An emissions trading scheme is a better option for New Zealand than a carbon tax, Environment Minister Nick Smith told a National Party Bluegreen forum at Totara on Saturday.
He said an ETS is better able to recognise forests which play a critical role in offsetting emissions and in our economy; it’s better able to recognise limits rather than just setting a price as a tax would; and it keeps us in step with most of our major trading partners. Europe and the United States already have an ETS and, in spite of the debate going on across the Tasman now, Australia is likely to have one soon.
He likened an ETS to the quota management system for fisheries. Companies will be able to buy and sell carbon units in the same way they buy and sell fishing quota.
The government had been very mindful of the problem of carbon leakage when designing the scheme.
It would be easy to reduce emissions if a company moved its production somewhere else but that wouldn’t do anything for global emissions. If for example Holcim moved cement production to China, New Zealand’s emissions would go down but it’s likely global emission would increase because environmental standards wouldn’t be as high there as here.
“That would have done nothing for the environment and would costs New Zealanders’ jobs,” he said.
Dr Smith also stressed that the ETS was not an excuse for the government to take money from people.
“This is not a cash cow for the government to profit from. The scheme is fiscally neutral . . . foresters will gain, other people will pay, but it’s fiscally neutral for the government.
Agriculture produces about 6% of emissions in Britain and 14% in Australia but it accounts for around 50% of emissions in New Zealand.
“Every country under Kyoto has to cover for agriculture but when it’s minor the government covers. In New Zealand where it’s 50% of our emissions doesn’t have that choice.”
However, he said that emissions per kilo of milk fat and lamb had been reducing by 1% a year over the last 10 years.
Around 90% of the increase in emissions have been from developed countries but in the next 30 years 97% of the increase will be from developing countries.
“Even if developed countries stop all emissions, climate change will increase because of the developing countries.”
Most developing countries have a high proportion of emissions from agriculture, for example in Uruguay it’s 80%. The Global Alliance to support research will enable developed countries to share research with developing ones to help them reduce emissions.

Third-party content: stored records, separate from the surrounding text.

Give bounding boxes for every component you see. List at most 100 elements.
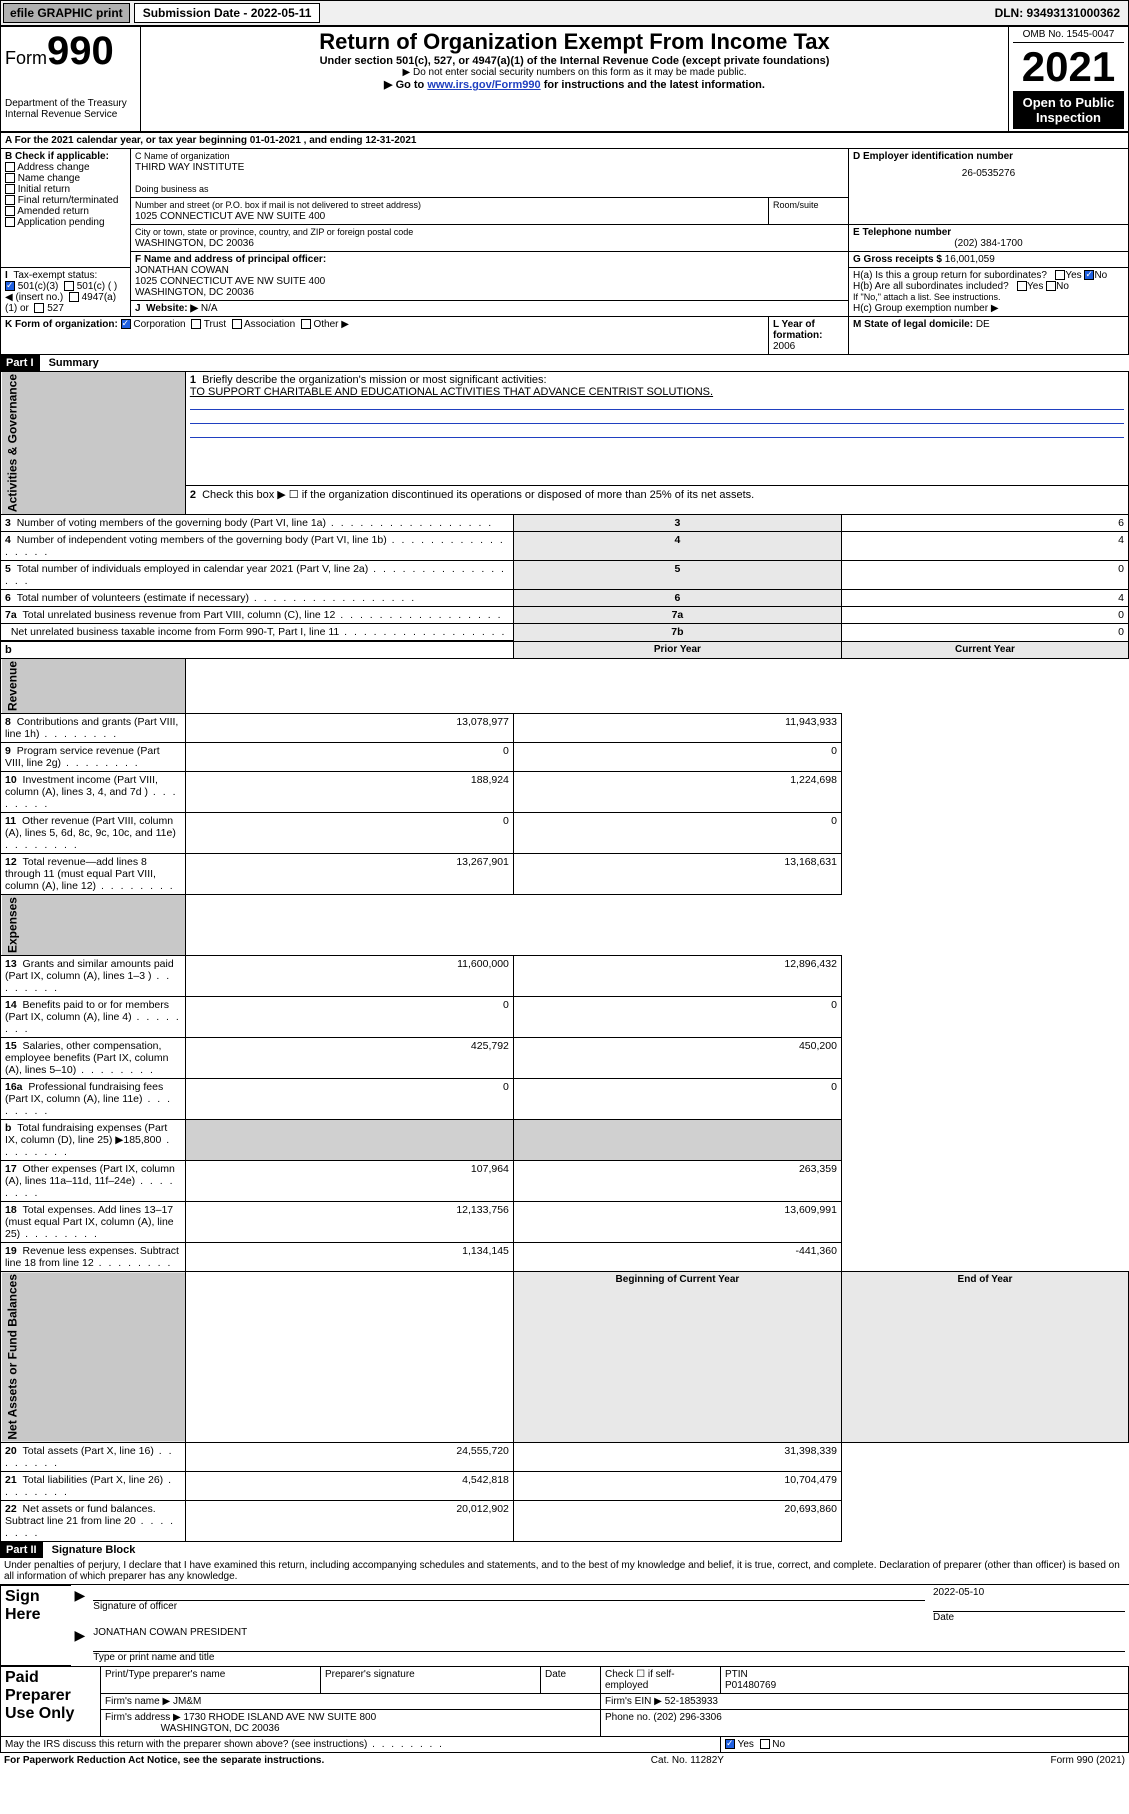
k-opt-label: Association <box>244 319 295 330</box>
prior-value: 425,792 <box>185 1038 513 1079</box>
line-value: 0 <box>841 624 1128 642</box>
line-no: 5 <box>5 563 11 575</box>
officer-addr1: 1025 CONNECTICUT AVE NW SUITE 400 <box>135 276 325 287</box>
chk-discuss-no[interactable] <box>760 1739 770 1749</box>
current-value: 13,168,631 <box>513 854 841 895</box>
k-label: K Form of organization: <box>5 319 118 330</box>
chk-hb-yes[interactable] <box>1017 281 1027 291</box>
hb-note: If "No," attach a list. See instructions… <box>853 292 1000 302</box>
line-no: 20 <box>5 1445 17 1457</box>
line-text: Total expenses. Add lines 13–17 (must eq… <box>5 1204 174 1240</box>
chk-ha-no[interactable] <box>1084 270 1094 280</box>
line-value: 0 <box>841 561 1128 590</box>
phone-value: (202) 384-1700 <box>853 238 1124 249</box>
line-no: 7a <box>5 609 17 621</box>
line-ref: 4 <box>513 532 841 561</box>
line-no: 22 <box>5 1503 17 1515</box>
q1-answer: TO SUPPORT CHARITABLE AND EDUCATIONAL AC… <box>190 386 713 398</box>
prior-value: 0 <box>185 813 513 854</box>
b-opt-label: Amended return <box>17 206 89 217</box>
room-label: Room/suite <box>773 200 819 210</box>
current-value: -441,360 <box>513 1243 841 1272</box>
prior-value: 107,964 <box>185 1161 513 1202</box>
chk-b-opt[interactable] <box>5 195 15 205</box>
paid-preparer-label: Paid Preparer Use Only <box>1 1666 101 1736</box>
firm-addr2: WASHINGTON, DC 20036 <box>161 1723 280 1734</box>
b-opt-label: Address change <box>17 162 89 173</box>
part1-badge: Part I <box>0 355 40 371</box>
line-ref: 5 <box>513 561 841 590</box>
prior-value: 188,924 <box>185 772 513 813</box>
chk-hb-no[interactable] <box>1046 281 1056 291</box>
hb-label: H(b) Are all subordinates included? <box>853 281 1009 292</box>
paid-preparer-table: Paid Preparer Use Only Print/Type prepar… <box>0 1666 1129 1753</box>
prior-value <box>185 1120 513 1161</box>
line-ref: 3 <box>513 515 841 532</box>
part2-header: Part II Signature Block <box>0 1542 1129 1558</box>
chk-b-opt[interactable] <box>5 162 15 172</box>
prior-value: 0 <box>185 997 513 1038</box>
k-opt-label: Corporation <box>133 319 185 330</box>
line-text: Grants and similar amounts paid (Part IX… <box>5 958 174 994</box>
current-value: 12,896,432 <box>513 956 841 997</box>
arrow-icon-2: ▶ <box>75 1627 86 1643</box>
prior-value: 20,012,902 <box>185 1500 513 1541</box>
chk-discuss-yes[interactable] <box>725 1739 735 1749</box>
part1-body: Activities & Governance 1 Briefly descri… <box>0 371 1129 1542</box>
chk-k-opt[interactable] <box>301 319 311 329</box>
yes-label-3: Yes <box>738 1739 754 1750</box>
current-value: 1,224,698 <box>513 772 841 813</box>
current-value: 31,398,339 <box>513 1442 841 1471</box>
k-opt-label: Other ▶ <box>313 319 348 330</box>
page-footer: For Paperwork Reduction Act Notice, see … <box>0 1753 1129 1768</box>
chk-527[interactable] <box>34 303 44 313</box>
line-no: 13 <box>5 958 17 970</box>
current-value: 0 <box>513 1079 841 1120</box>
current-value: 0 <box>513 813 841 854</box>
chk-b-opt[interactable] <box>5 173 15 183</box>
current-value: 20,693,860 <box>513 1500 841 1541</box>
k-opt-label: Trust <box>204 319 226 330</box>
current-value: 10,704,479 <box>513 1471 841 1500</box>
line-a: A For the 2021 calendar year, or tax yea… <box>1 133 1129 149</box>
q2-label: Check this box ▶ ☐ if the organization d… <box>202 489 754 501</box>
line-text: Other revenue (Part VIII, column (A), li… <box>5 815 176 851</box>
chk-b-opt[interactable] <box>5 217 15 227</box>
line-text: Net unrelated business taxable income fr… <box>11 626 507 638</box>
line-text: Program service revenue (Part VIII, line… <box>5 745 160 769</box>
chk-k-opt[interactable] <box>232 319 242 329</box>
prior-value: 1,134,145 <box>185 1243 513 1272</box>
tab-activities-governance: Activities & Governance <box>1 372 186 515</box>
form-number: 990 <box>47 29 114 73</box>
chk-4947[interactable] <box>69 292 79 302</box>
chk-ha-yes[interactable] <box>1055 270 1065 280</box>
firm-addr-label: Firm's address ▶ <box>105 1712 181 1723</box>
c-label: C Name of organization <box>135 151 230 161</box>
chk-k-opt[interactable] <box>191 319 201 329</box>
opt-501c3: 501(c)(3) <box>18 281 59 292</box>
note2-post: for instructions and the latest informat… <box>541 79 765 91</box>
b-opt-label: Application pending <box>17 217 104 228</box>
chk-501c3[interactable] <box>5 281 15 291</box>
g-label: G Gross receipts $ <box>853 254 942 265</box>
efile-print-button[interactable]: efile GRAPHIC print <box>3 3 130 23</box>
line-no: 8 <box>5 716 11 728</box>
penalties-text: Under penalties of perjury, I declare th… <box>0 1558 1129 1585</box>
line-text: Professional fundraising fees (Part IX, … <box>5 1081 172 1117</box>
col-current: Current Year <box>841 641 1128 659</box>
line-text: Total number of volunteers (estimate if … <box>17 592 416 604</box>
submission-date: Submission Date - 2022-05-11 <box>134 3 321 23</box>
chk-501c[interactable] <box>64 281 74 291</box>
line-value: 4 <box>841 532 1128 561</box>
chk-b-opt[interactable] <box>5 206 15 216</box>
irs-link[interactable]: www.irs.gov/Form990 <box>427 79 540 91</box>
line-text: Net assets or fund balances. Subtract li… <box>5 1503 175 1539</box>
chk-k-opt[interactable] <box>121 319 131 329</box>
firm-ein-label: Firm's EIN ▶ <box>605 1696 662 1707</box>
line-text: Total unrelated business revenue from Pa… <box>23 609 503 621</box>
e-label: E Telephone number <box>853 227 951 238</box>
line-ref: 6 <box>513 590 841 607</box>
chk-b-opt[interactable] <box>5 184 15 194</box>
sign-here-label: Sign Here <box>1 1585 71 1665</box>
form-990-label: Form990 <box>5 29 136 74</box>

Dr Smith acknowledged that most farmers were unhappy with the prospect of an ETS but not doing anything would endanger trade.
“Agriculture is an export industry and we trade on the basis of being clean and green. We can’t compete on the basis of being the cheapest.
“We are not going to be a leader but we can’t be a lagger because other countries will not allow access if we aren’t carrying our fair share of the burden of climate change.”
National’s Dunedin list MP, Michael Woodhouse, also stressed the risk to trade from doing nothing.
“Even if you don’t believe in global warming, consumers in our markets do and we will face barriers to our produce if we aren’t seen to be doing something,” he said.
Of all the information I’ve heard on the whole global warming issue that’s the most compelling.
Regardless of the science, the politics and emotion demand action.